O pensador David D. Friedman, em A Máquina da Liberdade (1973), propõe que sistemas de justiça privada operariam como qualquer outro serviço de mercado: com concorrência, reputação e preço. A identificação de cadáveres não seria diferente. Empresas especializadas em forense contratariam laboratórios, bancos de dados genéticos e investigadores independentes. O custo seria assumido por familiares, seguradoras ou até por fundos de recompensa voluntária, abertos para doações. O caso de Zavada, por exemplo, poderia ter sido resolvido em meses se uma seguradora de vida — ou até uma empresa de transporte — tivesse interesse em evitar o prejuízo de reputação ou o pagamento de indenizações. O lucro é o melhor incentivo para a justiça, algo que o estado, por definição, desconhece.
Ainda há o problema da falta de registros migratórios confiáveis. Zavada estava na Espanha, mas não havia registro de entrada legal. Isso não significa que ela estivesse “ilegal”; significa que o sistema estatal de vistos e fronteiras a ignorou até mesmo após sua morte. Em um modelo libertário, a migração não é controlada por burocracias, mas por contratos privados de acolhimento. Empresas de transporte, hotéis, locadoras e empregadores seriam responsáveis por registrar a entrada e saída de pessoas — não para controlá-las, mas para proteger seus próprios interesses. Esses registros, armazenados de forma descentralizada e acessível apenas com autorização, poderiam ser usados para rastrear desaparecimentos sem depender de um passaporte ou visto. A tecnologia já existe; falta apenas a liberdade para usá-la.
A tragédia de Liudmila Zavada também revela o absurdo do monopólio estatal sobre a dor alheia. Por 20 anos, sua família na Rússia viveu na incerteza. Não recebeu notícias, não pôde enterrar a filha, não teve acesso ao corpo. Tudo porque o sistema estatal espanhol não tinha obrigação de responder. Em um modelo de justiça privada, a obrigação seria contratual. Se Zavada tivesse um seguro de vida ou um plano de localização familiar, a empresa teria responsabilidade civil por não localizá-la. A família poderia processar por inércia, e não apenas por erro. O Estado não pode ser processado por omissão; a iniciativa privada pode — e por isso funciona.
(Sugestão de Pausa)
A Operação Identify Me, ao identificar apenas três vítimas em dois anos, não é um sucesso: é um fracasso anunciado. São 44 mulheres ainda sem nome, 44 famílias sem resposta, 44 casos de negligência institucional. Em um mercado livre, uma única empresa com esse desempenho estaria falida.

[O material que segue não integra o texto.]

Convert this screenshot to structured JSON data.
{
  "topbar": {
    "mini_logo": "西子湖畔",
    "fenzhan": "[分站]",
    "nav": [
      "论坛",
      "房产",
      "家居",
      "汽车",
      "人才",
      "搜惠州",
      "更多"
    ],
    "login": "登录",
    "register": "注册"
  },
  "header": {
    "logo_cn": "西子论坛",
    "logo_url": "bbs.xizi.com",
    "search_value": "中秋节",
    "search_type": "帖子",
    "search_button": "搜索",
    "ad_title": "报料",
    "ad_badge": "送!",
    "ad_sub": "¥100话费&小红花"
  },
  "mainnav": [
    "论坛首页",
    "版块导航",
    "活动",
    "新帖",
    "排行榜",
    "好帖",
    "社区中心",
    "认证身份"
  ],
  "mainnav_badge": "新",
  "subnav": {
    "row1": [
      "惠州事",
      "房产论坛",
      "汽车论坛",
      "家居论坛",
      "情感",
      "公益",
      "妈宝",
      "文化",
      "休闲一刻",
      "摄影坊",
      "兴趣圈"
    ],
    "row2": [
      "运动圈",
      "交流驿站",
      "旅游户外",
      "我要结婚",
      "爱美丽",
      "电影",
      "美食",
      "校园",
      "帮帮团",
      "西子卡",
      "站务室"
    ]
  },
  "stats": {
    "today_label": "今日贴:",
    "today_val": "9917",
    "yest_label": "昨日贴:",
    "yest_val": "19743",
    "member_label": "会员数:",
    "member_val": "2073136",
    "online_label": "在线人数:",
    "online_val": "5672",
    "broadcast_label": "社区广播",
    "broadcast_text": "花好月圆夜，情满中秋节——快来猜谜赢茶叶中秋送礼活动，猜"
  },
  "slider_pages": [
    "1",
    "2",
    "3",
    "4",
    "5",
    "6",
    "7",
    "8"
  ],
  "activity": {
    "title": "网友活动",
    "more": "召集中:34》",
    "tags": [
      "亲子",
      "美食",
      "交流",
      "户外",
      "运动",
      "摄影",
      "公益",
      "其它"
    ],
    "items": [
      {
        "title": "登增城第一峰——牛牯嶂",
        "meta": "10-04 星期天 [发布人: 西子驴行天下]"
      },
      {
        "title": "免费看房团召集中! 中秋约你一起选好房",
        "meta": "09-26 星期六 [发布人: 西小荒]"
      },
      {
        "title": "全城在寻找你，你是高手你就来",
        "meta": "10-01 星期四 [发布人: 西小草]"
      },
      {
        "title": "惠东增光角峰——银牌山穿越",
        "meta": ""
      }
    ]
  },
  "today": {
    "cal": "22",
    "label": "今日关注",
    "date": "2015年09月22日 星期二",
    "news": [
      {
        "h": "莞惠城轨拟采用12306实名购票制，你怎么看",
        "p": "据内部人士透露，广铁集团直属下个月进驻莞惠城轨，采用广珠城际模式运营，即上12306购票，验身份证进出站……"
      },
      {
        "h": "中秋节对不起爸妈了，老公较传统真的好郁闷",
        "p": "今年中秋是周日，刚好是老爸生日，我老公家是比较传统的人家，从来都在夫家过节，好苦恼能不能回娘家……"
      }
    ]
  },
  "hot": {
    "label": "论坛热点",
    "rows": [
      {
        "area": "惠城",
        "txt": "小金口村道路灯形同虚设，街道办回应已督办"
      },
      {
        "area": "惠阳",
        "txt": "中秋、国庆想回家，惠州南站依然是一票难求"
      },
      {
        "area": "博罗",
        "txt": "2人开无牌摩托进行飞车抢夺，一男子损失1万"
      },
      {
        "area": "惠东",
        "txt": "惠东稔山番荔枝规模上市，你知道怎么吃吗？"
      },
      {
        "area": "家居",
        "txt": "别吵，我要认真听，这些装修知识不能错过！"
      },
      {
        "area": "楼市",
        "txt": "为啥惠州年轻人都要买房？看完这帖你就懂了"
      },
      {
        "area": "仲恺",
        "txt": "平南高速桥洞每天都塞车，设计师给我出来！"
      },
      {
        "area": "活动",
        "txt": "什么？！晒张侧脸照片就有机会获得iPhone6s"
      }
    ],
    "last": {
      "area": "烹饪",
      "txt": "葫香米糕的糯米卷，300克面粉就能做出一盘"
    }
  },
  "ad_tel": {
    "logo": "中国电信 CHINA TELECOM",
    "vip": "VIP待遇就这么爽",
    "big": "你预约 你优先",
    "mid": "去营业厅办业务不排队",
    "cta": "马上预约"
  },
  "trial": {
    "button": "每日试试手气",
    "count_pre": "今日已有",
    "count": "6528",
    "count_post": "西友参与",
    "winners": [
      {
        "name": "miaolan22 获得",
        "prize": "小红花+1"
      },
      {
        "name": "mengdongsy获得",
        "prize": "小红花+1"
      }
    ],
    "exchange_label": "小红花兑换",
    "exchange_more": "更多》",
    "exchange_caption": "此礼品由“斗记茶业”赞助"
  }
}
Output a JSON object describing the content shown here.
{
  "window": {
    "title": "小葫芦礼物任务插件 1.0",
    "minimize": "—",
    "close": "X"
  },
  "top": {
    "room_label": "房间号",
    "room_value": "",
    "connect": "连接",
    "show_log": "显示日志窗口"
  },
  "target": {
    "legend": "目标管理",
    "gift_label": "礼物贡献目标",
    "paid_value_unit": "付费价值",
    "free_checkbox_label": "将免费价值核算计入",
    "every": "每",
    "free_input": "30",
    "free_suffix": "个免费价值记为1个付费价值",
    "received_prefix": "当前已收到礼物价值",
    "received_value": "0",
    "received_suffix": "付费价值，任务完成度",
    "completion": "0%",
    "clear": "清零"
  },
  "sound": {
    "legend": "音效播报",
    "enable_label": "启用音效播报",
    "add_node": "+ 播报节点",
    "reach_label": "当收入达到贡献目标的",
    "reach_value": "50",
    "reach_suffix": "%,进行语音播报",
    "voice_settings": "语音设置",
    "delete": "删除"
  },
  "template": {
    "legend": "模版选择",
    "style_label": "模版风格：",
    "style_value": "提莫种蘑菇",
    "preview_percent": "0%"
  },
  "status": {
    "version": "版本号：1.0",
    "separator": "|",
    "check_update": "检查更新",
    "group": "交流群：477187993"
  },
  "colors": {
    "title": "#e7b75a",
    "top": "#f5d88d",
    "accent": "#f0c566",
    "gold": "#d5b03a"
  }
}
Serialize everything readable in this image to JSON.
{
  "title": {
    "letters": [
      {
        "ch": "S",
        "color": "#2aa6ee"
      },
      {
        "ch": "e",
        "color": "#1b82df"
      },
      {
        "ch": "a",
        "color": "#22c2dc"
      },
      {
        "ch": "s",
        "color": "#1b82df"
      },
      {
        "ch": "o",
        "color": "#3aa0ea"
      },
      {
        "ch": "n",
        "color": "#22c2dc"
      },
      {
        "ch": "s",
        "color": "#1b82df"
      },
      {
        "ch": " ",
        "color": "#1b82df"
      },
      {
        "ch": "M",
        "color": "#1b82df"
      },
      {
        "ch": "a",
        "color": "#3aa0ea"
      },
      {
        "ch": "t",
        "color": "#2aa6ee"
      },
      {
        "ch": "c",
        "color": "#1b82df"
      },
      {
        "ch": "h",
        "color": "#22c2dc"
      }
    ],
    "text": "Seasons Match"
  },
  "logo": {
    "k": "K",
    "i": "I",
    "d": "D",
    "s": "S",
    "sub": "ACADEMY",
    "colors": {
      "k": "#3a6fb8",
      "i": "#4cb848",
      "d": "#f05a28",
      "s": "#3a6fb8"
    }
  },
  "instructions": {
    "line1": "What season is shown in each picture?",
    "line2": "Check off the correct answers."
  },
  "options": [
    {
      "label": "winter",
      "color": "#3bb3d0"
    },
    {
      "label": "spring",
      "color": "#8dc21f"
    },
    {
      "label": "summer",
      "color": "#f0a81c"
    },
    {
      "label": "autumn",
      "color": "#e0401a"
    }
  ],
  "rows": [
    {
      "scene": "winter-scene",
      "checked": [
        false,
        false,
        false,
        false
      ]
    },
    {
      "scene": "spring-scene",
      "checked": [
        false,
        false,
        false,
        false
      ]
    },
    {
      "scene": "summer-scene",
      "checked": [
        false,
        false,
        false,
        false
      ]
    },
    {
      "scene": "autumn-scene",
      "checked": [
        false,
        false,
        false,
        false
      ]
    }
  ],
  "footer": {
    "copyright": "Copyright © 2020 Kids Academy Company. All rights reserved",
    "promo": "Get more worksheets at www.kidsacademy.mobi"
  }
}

Na esfera estatal, é celebrada como avanço. A diferença é clara: o estado não compete; impõe. E impõe silêncio, lentidão e esquecimento.

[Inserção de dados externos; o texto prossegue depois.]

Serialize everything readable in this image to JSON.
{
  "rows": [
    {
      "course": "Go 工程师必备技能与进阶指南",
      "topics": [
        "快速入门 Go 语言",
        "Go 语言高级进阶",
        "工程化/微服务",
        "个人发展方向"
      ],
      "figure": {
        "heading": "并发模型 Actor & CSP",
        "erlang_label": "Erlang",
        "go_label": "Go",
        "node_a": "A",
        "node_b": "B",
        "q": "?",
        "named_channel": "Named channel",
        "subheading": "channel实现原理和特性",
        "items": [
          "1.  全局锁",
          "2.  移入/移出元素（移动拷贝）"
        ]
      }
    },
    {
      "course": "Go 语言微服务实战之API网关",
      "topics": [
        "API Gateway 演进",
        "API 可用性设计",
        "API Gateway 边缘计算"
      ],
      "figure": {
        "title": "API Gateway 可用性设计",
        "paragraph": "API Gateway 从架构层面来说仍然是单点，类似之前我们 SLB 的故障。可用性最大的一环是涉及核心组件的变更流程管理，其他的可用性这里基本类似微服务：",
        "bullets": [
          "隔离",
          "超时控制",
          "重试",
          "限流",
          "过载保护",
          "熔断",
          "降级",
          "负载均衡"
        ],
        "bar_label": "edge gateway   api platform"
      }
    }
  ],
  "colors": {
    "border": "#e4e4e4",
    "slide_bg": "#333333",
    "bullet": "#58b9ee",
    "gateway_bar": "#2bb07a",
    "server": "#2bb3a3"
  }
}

A proposta libertária não é apenas teórica. Em partes do México, onde a polícia estatal foi cooptada pelo narcotráfico, familiares de desaparecidos contratam investigadores privados, financiados por vaquinhas e igrejas. Em São Paulo, grupos de busca independentes usam drones, cães e arqueologia forense para encontrar corpos em áreas ignoradas pela polícia. Essas iniciativas, ainda que marginais, já entregam resultados onde o estado falhou. O próprio Sinal Desaparecidos, citado na reportagem, é um serviço estatal que imita o formato privado: permite registros online, compartilhamento de dados e geolocalização. Por que então ainda depende de um boletim de ocorrência estatal? Porque o monopólio não permite concorrência. E sem concorrência, não há inovação.

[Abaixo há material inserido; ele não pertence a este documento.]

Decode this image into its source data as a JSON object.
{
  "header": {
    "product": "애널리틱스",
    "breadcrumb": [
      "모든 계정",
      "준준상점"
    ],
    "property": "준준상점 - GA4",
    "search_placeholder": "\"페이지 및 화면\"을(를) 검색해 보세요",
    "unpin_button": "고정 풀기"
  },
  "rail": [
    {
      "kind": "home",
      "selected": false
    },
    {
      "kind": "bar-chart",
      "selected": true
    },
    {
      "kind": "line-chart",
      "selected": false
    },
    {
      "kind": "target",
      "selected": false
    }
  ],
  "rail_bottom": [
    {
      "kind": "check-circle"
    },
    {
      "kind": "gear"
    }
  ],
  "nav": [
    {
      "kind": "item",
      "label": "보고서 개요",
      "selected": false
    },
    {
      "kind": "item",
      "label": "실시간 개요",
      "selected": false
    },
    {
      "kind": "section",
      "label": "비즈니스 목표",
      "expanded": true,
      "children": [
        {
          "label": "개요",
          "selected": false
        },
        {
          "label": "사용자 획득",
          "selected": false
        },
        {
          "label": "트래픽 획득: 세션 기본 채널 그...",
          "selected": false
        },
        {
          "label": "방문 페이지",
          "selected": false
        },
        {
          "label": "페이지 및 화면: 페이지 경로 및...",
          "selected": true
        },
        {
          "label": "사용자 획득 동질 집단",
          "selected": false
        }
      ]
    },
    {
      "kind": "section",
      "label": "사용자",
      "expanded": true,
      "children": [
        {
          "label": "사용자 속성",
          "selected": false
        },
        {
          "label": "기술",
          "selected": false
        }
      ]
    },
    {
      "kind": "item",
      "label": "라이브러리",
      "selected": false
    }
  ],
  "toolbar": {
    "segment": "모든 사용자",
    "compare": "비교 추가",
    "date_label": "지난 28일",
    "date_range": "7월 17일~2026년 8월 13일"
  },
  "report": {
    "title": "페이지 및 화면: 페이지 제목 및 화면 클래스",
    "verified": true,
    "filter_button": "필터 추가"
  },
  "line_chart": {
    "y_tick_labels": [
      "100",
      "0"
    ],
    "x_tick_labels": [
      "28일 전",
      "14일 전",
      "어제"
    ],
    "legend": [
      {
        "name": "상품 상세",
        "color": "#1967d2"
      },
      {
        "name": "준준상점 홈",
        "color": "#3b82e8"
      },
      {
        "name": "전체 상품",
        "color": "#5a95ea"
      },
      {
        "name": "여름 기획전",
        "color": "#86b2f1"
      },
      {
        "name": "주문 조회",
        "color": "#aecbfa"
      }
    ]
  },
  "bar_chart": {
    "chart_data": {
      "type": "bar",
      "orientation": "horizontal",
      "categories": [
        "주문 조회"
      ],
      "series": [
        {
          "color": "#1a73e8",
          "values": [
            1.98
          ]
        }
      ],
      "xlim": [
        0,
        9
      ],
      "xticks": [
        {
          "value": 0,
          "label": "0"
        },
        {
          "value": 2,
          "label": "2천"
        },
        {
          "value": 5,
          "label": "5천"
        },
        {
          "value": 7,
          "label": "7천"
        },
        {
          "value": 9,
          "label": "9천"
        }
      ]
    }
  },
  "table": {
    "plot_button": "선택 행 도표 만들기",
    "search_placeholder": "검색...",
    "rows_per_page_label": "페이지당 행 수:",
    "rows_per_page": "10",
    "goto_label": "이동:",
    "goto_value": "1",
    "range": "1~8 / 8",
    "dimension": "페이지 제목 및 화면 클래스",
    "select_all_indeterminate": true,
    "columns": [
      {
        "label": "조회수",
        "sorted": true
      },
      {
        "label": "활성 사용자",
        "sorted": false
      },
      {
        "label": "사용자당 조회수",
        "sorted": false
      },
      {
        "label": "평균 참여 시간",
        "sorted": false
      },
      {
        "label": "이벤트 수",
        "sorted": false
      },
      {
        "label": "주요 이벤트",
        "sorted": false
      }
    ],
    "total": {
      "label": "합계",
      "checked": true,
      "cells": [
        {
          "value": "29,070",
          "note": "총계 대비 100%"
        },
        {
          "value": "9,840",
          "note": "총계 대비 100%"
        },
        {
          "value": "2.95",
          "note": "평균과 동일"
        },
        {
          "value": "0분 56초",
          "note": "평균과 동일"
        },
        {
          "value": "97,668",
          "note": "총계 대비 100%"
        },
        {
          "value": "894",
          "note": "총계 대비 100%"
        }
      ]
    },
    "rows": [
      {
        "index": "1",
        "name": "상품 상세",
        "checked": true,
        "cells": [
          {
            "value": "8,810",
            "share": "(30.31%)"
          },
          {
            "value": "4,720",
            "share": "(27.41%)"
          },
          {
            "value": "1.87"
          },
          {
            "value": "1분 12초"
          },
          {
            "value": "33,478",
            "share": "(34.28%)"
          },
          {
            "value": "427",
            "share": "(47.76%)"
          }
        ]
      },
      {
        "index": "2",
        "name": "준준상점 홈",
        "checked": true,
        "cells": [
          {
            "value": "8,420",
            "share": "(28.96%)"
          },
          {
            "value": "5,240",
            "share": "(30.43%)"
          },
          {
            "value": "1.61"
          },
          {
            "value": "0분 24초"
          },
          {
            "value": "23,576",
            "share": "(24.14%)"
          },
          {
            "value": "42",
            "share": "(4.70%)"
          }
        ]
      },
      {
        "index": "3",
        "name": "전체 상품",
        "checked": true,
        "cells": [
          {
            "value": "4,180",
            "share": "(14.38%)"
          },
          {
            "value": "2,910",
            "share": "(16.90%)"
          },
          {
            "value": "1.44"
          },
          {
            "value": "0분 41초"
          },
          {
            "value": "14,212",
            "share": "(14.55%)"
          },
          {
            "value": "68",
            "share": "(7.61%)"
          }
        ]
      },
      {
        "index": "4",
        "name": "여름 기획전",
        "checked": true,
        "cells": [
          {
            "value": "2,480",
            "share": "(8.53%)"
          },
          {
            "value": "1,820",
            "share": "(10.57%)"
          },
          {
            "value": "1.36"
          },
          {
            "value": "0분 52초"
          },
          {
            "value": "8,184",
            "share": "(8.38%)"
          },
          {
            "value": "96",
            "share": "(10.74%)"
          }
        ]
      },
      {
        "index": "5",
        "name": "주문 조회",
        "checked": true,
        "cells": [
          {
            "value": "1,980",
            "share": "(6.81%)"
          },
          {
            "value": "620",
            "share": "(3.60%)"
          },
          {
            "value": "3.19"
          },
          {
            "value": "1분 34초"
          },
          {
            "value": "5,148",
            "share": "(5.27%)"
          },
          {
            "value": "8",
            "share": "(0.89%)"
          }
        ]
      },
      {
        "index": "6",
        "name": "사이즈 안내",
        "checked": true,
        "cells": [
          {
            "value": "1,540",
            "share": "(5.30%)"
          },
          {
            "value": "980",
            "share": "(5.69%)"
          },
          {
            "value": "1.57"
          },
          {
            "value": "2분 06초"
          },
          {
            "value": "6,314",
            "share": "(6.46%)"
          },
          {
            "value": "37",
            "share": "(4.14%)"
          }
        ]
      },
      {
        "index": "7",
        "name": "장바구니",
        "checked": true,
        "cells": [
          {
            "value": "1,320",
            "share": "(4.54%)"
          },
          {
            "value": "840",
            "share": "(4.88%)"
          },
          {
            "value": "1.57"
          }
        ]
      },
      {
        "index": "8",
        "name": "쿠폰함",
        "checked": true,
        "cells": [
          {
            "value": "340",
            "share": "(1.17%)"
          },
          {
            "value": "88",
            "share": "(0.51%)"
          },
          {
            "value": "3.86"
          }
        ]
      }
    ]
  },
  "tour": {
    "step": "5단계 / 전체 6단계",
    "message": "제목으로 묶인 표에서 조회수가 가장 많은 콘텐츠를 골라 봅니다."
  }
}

A identidade é um bem. A justiça é um serviço. Mas nenhum deles deve ser monopolizado. Liudmila Zavada recuperou seu nome, mas não recuperou os 20 anos de silêncio impostos por um sistema que não tinha porque correr. Se queremos mudar essa realidade, precisamos tirar a justiça das mãos do estado e colocá-la nas mãos daqueles que têm algo a perder se ela falhar.